With devices as small as these new generation eGaN FETs, a common question is how well they can dissipate heat in operation.  Thanks to the chip-scale packaging, thermal efficiency is much higher than the comparable silicon device in a package.  As an example, in figure 5 is a 4 mm2 eGaN FET showing 4 °C/W thermal resistance with 6 W power in the device.  We show a simulated image for clarity, but the actual capability of the device was experimentally confirmed.

Figure 5: Thermal image from a simulation of a 4 mm2 eGaN FET showing a thermal resistance of 4°C/W.  This performance was experimentally verified.

With the clear superiority of these new 200 V eGaN FETs, one might expect them to be priced at a premium.  However, EPC has priced these state-of-the-art transistors comparable with their aging ancestor, the silicon power MOSFET.

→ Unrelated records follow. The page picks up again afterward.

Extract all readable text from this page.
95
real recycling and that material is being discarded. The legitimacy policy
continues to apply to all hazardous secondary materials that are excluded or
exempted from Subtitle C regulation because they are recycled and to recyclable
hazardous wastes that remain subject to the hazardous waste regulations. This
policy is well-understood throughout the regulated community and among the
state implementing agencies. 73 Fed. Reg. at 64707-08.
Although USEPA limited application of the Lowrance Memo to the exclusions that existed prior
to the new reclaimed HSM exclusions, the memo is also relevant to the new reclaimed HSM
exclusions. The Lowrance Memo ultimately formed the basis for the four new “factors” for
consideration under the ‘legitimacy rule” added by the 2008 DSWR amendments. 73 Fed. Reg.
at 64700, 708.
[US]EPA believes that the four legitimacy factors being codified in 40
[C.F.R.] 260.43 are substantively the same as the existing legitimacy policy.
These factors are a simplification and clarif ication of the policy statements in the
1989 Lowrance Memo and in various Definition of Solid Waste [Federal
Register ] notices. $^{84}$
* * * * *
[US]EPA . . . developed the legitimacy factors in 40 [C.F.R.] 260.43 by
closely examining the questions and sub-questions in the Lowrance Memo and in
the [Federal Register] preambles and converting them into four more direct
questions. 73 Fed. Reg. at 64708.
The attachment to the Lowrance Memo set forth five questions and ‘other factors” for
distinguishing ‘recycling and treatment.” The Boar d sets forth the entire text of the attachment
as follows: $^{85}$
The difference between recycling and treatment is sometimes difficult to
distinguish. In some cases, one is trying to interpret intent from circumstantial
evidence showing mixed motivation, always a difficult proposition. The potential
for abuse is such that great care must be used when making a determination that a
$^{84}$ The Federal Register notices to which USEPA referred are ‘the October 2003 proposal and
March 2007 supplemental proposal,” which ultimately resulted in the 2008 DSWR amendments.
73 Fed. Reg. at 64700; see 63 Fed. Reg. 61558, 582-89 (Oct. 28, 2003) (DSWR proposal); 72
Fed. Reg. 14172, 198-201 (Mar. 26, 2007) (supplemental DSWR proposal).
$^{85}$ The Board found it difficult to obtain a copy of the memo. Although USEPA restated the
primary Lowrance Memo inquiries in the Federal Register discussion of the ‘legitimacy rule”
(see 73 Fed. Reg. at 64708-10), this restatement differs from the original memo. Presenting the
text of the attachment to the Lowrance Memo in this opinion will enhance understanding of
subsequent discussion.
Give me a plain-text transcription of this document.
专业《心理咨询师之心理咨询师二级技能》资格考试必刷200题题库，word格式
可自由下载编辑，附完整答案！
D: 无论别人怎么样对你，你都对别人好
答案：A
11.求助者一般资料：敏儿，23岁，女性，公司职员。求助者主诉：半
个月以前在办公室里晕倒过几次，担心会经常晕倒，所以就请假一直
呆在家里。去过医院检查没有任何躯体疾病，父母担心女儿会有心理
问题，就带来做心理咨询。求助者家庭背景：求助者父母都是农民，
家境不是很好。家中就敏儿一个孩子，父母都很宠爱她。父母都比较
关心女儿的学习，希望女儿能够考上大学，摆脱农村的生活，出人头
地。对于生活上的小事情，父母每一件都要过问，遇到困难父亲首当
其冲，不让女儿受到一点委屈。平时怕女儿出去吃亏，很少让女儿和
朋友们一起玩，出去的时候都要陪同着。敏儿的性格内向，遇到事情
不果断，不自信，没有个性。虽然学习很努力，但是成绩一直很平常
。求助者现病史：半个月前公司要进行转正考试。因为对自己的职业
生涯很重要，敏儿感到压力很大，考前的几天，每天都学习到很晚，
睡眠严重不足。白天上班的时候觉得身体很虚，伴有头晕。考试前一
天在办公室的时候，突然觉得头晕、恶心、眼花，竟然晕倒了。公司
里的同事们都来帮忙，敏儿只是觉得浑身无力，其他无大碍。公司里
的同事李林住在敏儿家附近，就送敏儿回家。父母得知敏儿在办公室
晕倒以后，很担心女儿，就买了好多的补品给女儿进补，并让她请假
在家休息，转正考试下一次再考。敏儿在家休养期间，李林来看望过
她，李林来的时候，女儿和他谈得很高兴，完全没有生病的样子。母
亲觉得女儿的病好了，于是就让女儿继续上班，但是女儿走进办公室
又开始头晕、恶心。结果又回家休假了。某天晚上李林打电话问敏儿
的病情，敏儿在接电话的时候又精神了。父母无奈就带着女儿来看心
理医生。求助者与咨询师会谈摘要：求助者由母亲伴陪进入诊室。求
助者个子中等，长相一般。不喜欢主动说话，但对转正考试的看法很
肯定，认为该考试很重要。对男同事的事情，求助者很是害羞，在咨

The applications for these leading-edge devices include class D audio, synchronous rectification, solar MPPTs (maximum power point tracker), DC-DC converters (hard-switched and resonant), and multi-level high voltage converters.

In figure 6 is a 2.5 kW, 4-level totem pole PFC using only six EPC2215 devices.  By stacking the 200 V rated eGaN FETs, the input voltage for this PFC can go up to 400 V and, as shown in figure 7, achieve 99.25% efficiency.

Figure 6: Circuit diagram and photo of the 2.5 kW four-level totem-pole power factor correction (PFC) circuit.  This system uses six EPC2215 devices to allow an input voltage as high as 400 V.
Figure 7: Efficiency versus load power for the system in figure 6.  Peak efficiency reaches 99.25% with full-load efficiency above 99%.

EPC’s fifth-generation eGaN FETs achieve higher performance in a smaller, more thermally efficient size, and at a comparable cost.  In addition to the buck converter in figure 4, and the totem pole PFC in figure 6, these new-generation 200 V eGaN FETs are ideal for 49 VOUT synchronous rectification and class d audio applications. The inevitable obsolescence of the aging power MOSFET is becoming more evident every day.